Former city policeman cites children’s lack of guidance|[5/31/06]
Published 12:00 am Wednesday, May 31, 2006
A teen who couldn’t tie his basketball shoes was the trigger for a Vicksburg police officer, now retired, to step in.
Walter Beamon, who retired last month as a lieutenant in charge of the Vicksburg Police Department’s traffic division, saw the 14-year-old tripping over his shoelaces while playing last summer in the department’s summer-basketball program.
Beamon told members of the Vicksburg Kiwanis Club Tuesday he asked the teen at least twice to tie his shoes. He refused.
So Beamon decided to try to find out why.
“I want you to help me,” Beamon said he told the teen who agreed to help with some end-of-the-day cleanup duties.

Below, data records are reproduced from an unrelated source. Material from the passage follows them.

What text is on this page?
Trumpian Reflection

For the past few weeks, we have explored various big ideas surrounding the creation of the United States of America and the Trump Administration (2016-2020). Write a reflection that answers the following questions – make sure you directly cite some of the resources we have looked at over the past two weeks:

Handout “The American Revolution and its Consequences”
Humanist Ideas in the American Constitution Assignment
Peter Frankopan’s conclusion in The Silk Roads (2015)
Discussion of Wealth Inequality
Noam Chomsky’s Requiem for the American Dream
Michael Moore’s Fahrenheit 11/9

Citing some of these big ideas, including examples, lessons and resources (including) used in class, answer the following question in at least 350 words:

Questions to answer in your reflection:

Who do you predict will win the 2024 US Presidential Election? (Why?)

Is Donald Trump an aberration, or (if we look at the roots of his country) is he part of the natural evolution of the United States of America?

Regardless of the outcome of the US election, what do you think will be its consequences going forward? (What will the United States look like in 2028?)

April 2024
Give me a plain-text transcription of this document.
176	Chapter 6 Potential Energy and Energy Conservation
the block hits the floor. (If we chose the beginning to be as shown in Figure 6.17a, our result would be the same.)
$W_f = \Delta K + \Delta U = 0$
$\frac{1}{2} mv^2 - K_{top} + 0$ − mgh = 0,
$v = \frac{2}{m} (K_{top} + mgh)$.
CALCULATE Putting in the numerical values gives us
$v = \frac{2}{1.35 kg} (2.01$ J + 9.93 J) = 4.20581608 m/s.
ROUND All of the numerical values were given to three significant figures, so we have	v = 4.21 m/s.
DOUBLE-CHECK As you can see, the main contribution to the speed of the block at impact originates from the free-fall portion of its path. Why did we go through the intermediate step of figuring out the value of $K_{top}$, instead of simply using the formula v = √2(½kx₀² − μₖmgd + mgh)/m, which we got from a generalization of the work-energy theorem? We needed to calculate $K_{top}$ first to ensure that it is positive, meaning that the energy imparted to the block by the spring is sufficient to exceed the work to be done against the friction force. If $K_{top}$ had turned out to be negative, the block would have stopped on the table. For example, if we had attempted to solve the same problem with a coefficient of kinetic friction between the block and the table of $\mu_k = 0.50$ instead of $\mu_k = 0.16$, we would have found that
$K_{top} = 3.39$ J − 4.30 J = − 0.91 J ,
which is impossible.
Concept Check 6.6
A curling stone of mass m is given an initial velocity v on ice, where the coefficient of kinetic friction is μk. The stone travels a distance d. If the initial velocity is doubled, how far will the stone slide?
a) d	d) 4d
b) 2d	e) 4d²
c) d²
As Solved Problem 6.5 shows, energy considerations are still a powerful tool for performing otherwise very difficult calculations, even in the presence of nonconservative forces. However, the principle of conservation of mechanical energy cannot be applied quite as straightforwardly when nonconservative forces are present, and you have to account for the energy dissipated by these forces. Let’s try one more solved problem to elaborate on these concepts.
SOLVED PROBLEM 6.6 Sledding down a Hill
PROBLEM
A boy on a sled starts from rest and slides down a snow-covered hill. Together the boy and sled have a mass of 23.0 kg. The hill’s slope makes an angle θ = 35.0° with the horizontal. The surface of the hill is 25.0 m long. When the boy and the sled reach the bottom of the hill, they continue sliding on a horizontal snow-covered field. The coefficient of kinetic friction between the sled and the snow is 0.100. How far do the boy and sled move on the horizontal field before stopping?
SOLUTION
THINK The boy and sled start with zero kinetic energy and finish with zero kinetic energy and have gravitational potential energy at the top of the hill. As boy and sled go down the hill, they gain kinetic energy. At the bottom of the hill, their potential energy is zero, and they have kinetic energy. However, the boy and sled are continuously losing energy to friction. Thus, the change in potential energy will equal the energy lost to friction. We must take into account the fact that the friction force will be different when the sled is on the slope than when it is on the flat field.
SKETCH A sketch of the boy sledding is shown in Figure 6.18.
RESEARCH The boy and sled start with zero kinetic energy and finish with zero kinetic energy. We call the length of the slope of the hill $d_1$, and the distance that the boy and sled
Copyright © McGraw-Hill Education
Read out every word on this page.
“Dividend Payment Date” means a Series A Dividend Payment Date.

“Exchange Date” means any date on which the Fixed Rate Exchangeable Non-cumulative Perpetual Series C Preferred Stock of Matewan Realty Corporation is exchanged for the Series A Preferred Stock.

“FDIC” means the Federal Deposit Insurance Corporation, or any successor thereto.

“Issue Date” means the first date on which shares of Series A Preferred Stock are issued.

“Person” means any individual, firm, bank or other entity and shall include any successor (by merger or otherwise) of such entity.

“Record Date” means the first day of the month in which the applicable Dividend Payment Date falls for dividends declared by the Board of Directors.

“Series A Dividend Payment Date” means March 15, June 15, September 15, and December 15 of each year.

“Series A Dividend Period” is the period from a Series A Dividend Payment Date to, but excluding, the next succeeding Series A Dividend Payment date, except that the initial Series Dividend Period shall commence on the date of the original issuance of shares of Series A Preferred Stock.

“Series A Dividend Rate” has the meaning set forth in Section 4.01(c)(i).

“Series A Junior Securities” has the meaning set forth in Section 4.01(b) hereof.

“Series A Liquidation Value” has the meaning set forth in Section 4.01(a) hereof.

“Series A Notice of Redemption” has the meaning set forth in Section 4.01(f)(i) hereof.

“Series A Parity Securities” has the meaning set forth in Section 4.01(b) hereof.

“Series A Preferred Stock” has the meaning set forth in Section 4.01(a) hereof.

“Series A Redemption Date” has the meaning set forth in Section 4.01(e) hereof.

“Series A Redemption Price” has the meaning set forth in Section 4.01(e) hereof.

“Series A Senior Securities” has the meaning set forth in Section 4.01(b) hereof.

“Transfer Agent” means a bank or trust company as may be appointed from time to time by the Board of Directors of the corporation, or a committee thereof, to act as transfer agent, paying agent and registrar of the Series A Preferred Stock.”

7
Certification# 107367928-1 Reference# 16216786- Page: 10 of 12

The relationship they formed eventually led to an admission that Beamon said startled him. “‘I don’t know how to tie my shoes,’” Beamon quoted the teen as saying.
Learning that a 14-year-old who seemed simply defiant was really ashamed gave Beamon, in the last of his 27 1/2 years as a police officer, a better appreciation for how little guidance the child had received in life.
Beamon said he’s seen a trend that may be part of the problem. “Parents are getting younger and younger,” Beamon said. “When the parenting skills are not there, the children suffer.”
The increased need for police involvement in the lives of children “causes taxes to go up,” Beamon added.
Beamon now works as a case manager with Central Mississippi Prevention Services.
He said he helped initiate the Streetball program to give children something to do in a safe, air-conditioned gym during the summer. Juvenile crime numbers dropped during the hours the program was in operation, between 3 and 11 p.m., Beamon added.
“Those are the times we get most of the calls” for offenses like kids’ breaking windows, Beamon said. “All that energy and nothing to do.”
Beamon said that when he was a youngster, children would go to neighborhood playgrounds. Life for many kids now, however, has become “too convenient,” and they expect amenities such as air-conditioning and video games to be available.
One of the basketball program’s goals is to teach children “how to resolve conflicts with each other without resorting to violence,” and no “sagging” clothing is allowed, Beamon said.
The Streetball program is continuing this summer, Deputy Police Chief Richard O’Bannon said.
Beamon said many police officers have second jobs and that he hoped grant funds would be made available to allow more of them to be employed as mentors.
“Unfortunately our children are in a crisis,” Beamon said. “Actually, our parents are in a crisis.”
That a parent is single is no excuse for that parent’s neglect, Beamon added.
“You can be a single parent and raise your children, but you have to react to what’s going on,” Beamon said. “You can’t just see it and not react.”
Beamon also said more young people are carrying weapons. When Beamon began in law enforcement, firearms were seldom found in traffic stops, he said.
Now, though, “everybody’s got one – some legal, some not,” Beamon said.